Now, Project Debater, which absorbs massive amounts of data from a diverse set of information and perspectives to help it make arguments and well-informed decisions, has been used in a number of live public debates with humans.

“I think it’s fair to say that humans really do not have a chance when facing the machines at board games, but these board games, in my opinion, also represent the comfort zone of artificial intelligence,” says Noam Slonim, the principle investigator for Project Debater.

“In search problems, computers are much, much better than humans, so we can use the computational power to overcome human performance. The AI can use a tactic or logic that humans cannot understand in order to win the game. These observations are not true for debate,” says Slonim.

Unlike with board games, where the victor is clear-cut, the value of arguments is inherently subjective, meaning the AI must adapt its logic to human rationale when arguing a point, and do so extremely quickly in an unscripted manner.

Data-driven speech writing and delivery, listening comprehension that can pick up on the nuances and complexities of human language, and a modelling system that uses human dilemmas to enable principled arguments to be formed are the three capabilities that underpin Project Debater’s ability for unscripted reasoning.

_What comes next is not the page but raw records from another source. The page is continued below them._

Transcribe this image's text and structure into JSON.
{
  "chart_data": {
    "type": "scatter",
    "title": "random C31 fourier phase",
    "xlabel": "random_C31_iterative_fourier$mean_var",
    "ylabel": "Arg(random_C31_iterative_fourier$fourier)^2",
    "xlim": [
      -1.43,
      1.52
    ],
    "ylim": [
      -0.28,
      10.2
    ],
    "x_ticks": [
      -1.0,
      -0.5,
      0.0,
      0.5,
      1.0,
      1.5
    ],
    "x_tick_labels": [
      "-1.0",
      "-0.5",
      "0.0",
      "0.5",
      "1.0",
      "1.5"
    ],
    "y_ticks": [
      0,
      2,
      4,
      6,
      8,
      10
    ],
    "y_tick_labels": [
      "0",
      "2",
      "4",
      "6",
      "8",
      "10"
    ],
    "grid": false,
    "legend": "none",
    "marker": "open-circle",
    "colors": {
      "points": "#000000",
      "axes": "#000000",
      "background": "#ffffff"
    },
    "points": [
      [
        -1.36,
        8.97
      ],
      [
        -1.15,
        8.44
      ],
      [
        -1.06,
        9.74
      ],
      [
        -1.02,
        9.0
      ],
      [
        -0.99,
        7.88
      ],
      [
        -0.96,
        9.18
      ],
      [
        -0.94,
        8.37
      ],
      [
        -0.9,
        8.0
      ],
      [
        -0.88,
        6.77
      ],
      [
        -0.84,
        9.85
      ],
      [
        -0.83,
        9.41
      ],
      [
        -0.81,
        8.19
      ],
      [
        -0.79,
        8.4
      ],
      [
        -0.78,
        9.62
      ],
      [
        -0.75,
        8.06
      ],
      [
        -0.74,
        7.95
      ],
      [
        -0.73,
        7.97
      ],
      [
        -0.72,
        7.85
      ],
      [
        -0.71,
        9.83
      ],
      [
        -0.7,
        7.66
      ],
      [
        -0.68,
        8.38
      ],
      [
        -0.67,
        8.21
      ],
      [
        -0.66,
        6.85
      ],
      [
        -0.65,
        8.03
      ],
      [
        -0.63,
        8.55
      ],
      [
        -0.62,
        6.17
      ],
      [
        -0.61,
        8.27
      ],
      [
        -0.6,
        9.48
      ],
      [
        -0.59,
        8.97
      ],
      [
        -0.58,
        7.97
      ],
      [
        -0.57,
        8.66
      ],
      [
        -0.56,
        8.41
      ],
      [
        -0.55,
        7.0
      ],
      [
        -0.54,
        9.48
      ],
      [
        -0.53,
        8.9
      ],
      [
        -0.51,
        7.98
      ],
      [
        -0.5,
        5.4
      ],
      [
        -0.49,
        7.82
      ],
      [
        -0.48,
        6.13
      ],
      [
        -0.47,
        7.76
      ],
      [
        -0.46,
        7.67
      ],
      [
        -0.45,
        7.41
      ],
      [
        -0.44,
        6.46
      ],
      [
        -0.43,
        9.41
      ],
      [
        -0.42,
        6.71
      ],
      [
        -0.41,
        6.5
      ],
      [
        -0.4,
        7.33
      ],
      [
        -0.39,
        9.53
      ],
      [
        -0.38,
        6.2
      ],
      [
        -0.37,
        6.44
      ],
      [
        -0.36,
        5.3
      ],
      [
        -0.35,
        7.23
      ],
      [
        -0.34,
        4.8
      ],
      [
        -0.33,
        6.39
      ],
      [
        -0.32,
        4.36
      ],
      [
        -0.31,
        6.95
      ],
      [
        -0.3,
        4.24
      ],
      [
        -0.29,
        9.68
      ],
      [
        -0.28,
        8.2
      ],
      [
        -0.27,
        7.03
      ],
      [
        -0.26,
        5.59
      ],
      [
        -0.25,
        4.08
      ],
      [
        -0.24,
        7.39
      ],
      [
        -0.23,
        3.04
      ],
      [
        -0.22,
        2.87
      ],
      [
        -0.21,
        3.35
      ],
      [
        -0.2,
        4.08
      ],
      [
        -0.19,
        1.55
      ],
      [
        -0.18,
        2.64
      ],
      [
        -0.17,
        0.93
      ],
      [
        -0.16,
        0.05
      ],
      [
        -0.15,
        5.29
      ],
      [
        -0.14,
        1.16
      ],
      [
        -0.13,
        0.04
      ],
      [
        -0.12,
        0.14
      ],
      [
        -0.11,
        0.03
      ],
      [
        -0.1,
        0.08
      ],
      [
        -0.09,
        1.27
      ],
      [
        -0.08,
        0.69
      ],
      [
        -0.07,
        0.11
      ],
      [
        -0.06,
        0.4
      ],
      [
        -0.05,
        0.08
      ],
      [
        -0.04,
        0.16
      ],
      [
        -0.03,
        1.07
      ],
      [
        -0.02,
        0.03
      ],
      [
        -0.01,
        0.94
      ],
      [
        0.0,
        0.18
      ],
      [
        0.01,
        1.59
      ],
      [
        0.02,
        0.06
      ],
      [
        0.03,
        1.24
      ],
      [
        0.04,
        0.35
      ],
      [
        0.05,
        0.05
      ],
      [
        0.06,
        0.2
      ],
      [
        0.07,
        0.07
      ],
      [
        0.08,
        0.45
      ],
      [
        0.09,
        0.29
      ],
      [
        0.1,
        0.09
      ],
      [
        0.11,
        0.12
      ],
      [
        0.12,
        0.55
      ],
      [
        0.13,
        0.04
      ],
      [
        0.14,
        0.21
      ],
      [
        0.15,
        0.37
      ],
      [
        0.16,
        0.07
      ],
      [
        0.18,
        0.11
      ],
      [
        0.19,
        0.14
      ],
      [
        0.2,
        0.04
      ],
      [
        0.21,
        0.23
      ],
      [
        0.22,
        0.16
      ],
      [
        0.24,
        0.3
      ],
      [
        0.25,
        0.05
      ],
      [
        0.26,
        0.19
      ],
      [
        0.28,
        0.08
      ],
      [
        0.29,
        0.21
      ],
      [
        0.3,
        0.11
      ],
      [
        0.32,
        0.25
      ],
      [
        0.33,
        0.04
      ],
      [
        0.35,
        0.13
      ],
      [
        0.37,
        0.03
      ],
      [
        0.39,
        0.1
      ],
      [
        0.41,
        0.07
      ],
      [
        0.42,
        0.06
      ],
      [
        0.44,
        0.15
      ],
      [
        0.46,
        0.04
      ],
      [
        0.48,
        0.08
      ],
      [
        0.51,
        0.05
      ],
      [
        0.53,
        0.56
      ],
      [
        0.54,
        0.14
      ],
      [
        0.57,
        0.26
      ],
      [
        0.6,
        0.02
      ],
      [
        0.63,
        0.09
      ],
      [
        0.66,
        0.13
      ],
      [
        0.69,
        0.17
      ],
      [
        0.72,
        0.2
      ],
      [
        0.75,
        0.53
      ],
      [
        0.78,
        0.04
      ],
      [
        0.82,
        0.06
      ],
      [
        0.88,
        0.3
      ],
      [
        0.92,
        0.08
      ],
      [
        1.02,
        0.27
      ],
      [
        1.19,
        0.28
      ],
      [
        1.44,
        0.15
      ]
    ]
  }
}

IBM’s DeepLocker uses AI to understand cyber threats

With the shift to machine learning and artificial intelligence is being touted by IBM as the next major progression in IT, researchers have also begun developing a new breed of highly evasive malware that conceals itself until it reaches a specific, pre-programmed victim.

Most security software today is rules based, but AI can circumvent these rules by learning and understanding them over time. The AI model in DeepLocker is specifically trained to behave within the rules it has learnt unless it is presented with a victim-specific trigger.

These triggers include visual, audio and geolocation features. During a demonstration, for example, one of the researchers working on the technology, cryptographer Marc Stöcklin, trained DeepLocker to recognise the face of an IBM employee.

Upon seeing the employee’s face through a laptop webcam, the malware released its malicious payload and infected the machine.

By developing this technology, IBM Research claims it can better understand the cyber threats of the future, likening its method to examining the virus to create a vaccine.